Friday, April 29, 2005

Sometimes you sound like a nut.

Al Gore's alternate history:
Having gone through that experience [the 2000 presidential election and subsequent litigation], I can tell you-without any doubt whatsoever-that if the justices who formed the majority in Bush v. Gore had not only all been nominated to the court by a Republican president, but had also been confirmed by only Republican senators in party-line votes, America would not have accepted that court's decision.

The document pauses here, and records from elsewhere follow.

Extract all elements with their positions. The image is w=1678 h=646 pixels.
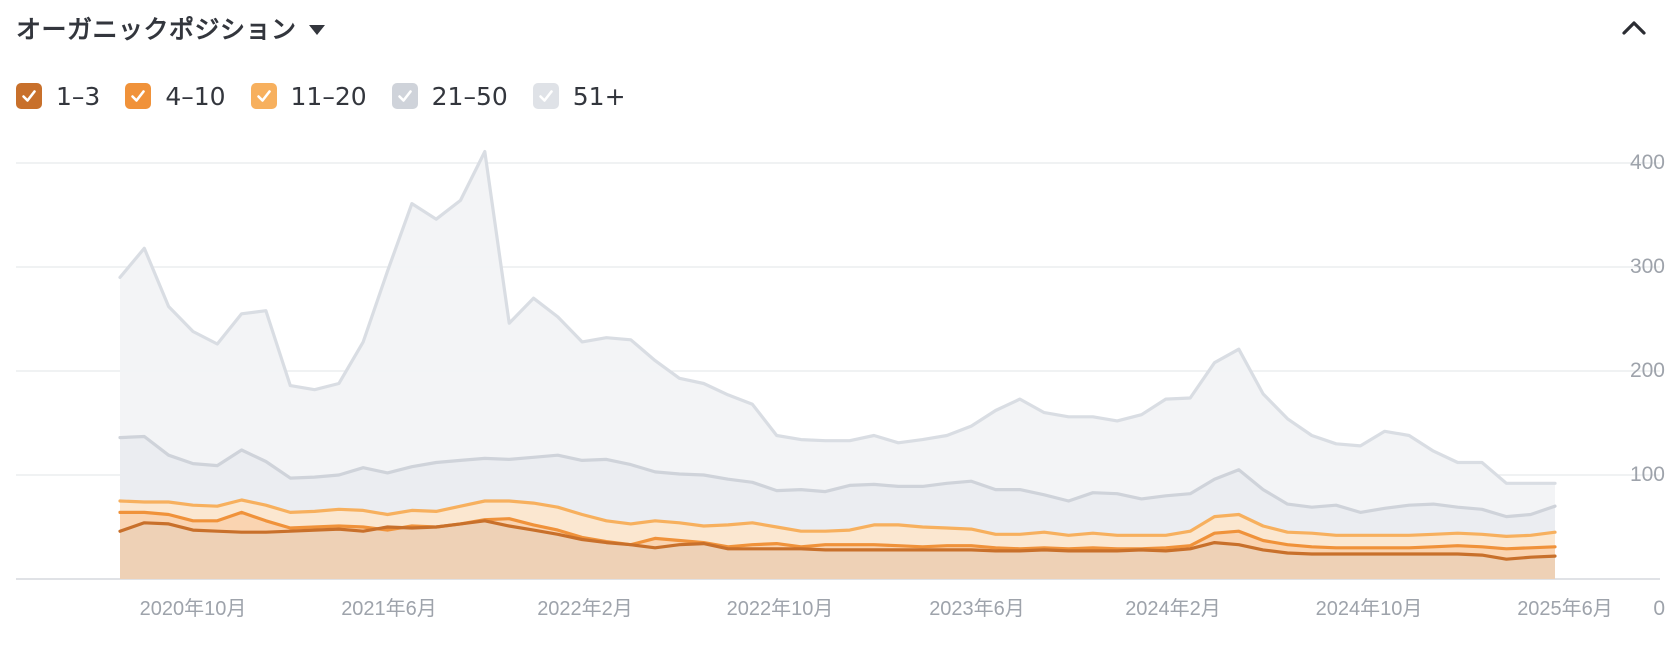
y-tick-label: 200 (1630, 359, 1665, 382)
organic-positions-chart: 0 100 200 300 400 2020年10月 2021年6月 2022年2月 2022年… (16, 134, 1665, 620)
x-tick-label: 2023年6月 (929, 597, 1025, 620)
legend-item-51-plus[interactable]: 51+ (532, 81, 626, 111)
checkmark-icon (22, 90, 36, 102)
chevron-up-icon[interactable] (1620, 14, 1648, 42)
y-tick-label: 300 (1630, 255, 1665, 278)
checkmark-icon (256, 90, 271, 102)
y-tick-label: 0 (1653, 597, 1665, 620)
legend-item-11-20[interactable]: 11–20 (250, 81, 367, 111)
series-line-21-50 (118, 434, 1557, 519)
checkmark-icon (131, 90, 146, 102)
legend-label: 11–20 (290, 81, 367, 111)
x-tick-label: 2020年10月 (140, 597, 247, 620)
caret-down-icon[interactable] (308, 25, 325, 35)
checkbox-4-10[interactable] (125, 83, 152, 109)
legend-label: 21–50 (431, 81, 508, 111)
y-tick-label: 100 (1630, 463, 1665, 486)
series-line-11-20 (118, 498, 1557, 538)
checkbox-21-50[interactable] (391, 83, 418, 109)
chart-header: オーガニックポジション (16, 8, 325, 48)
x-tick-label: 2025年6月 (1517, 597, 1613, 620)
chart-area: 0 100 200 300 400 2020年10月 2021年6月 2022年2月 2022年… (0, 134, 1678, 642)
chart-title: オーガニックポジション (16, 15, 297, 44)
legend-label: 1–3 (56, 81, 101, 111)
x-tick-label: 2024年10月 (1316, 597, 1423, 620)
series-line-4-10 (118, 510, 1557, 551)
x-tick-label: 2022年10月 (727, 597, 834, 620)
series-line-1-3 (118, 519, 1557, 561)
checkmark-icon (397, 90, 412, 102)
legend-label: 51+ (572, 81, 626, 111)
legend-item-21-50[interactable]: 21–50 (391, 81, 508, 111)
legend: 1–3 4–10 11–20 21–50 51+ (16, 80, 651, 112)
checkbox-51-plus[interactable] (532, 83, 559, 109)
legend-label: 4–10 (165, 81, 226, 111)
x-tick-label: 2021年6月 (341, 597, 437, 620)
checkbox-1-3[interactable] (16, 83, 42, 109)
checkmark-icon (538, 90, 553, 102)
x-tick-label: 2024年2月 (1125, 597, 1221, 620)
y-tick-label: 400 (1630, 151, 1665, 174)
checkbox-11-20[interactable] (250, 83, 277, 109)
series-line-51-plus (118, 150, 1557, 485)
legend-item-1-3[interactable]: 1–3 (16, 82, 100, 111)
x-tick-label: 2022年2月 (537, 597, 633, 620)
legend-item-4-10[interactable]: 4–10 (125, 81, 226, 111)
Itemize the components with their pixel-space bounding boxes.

Moreover, if the confirmation of those justices in the majority had been forced through by running roughshod over 200 years of Senate precedents and engineered by a crass partisan decision on a narrow party line vote to break the Senate's rules of procedure-then no speech imaginable could have calmed the passions aroused in our country.
This is the kind of rhetoric that makes people think he's smart because they can't understand what he's saying. It's a tortured logic that equates filibustering to prevent votes on nominees, when those votes are mandated by the Constitution, to disrespect for the law. Having achieved many of their political goals through court decrees, the left is now opposing any restoration of judicial restraint as a radical departure from our sacred American institutions.

To understand why this issue matters, consider the liberal "constitutional agenda." Rights to engage in homosexual sodomy, abortion, etc. are only the beginning:
The bottom line is that Congress would no longer have the discretion to decline to enact liberal policies [because those policies would become positive rights and government prohibitions would be denied]. The triumph of the left would be constitutionally mandated.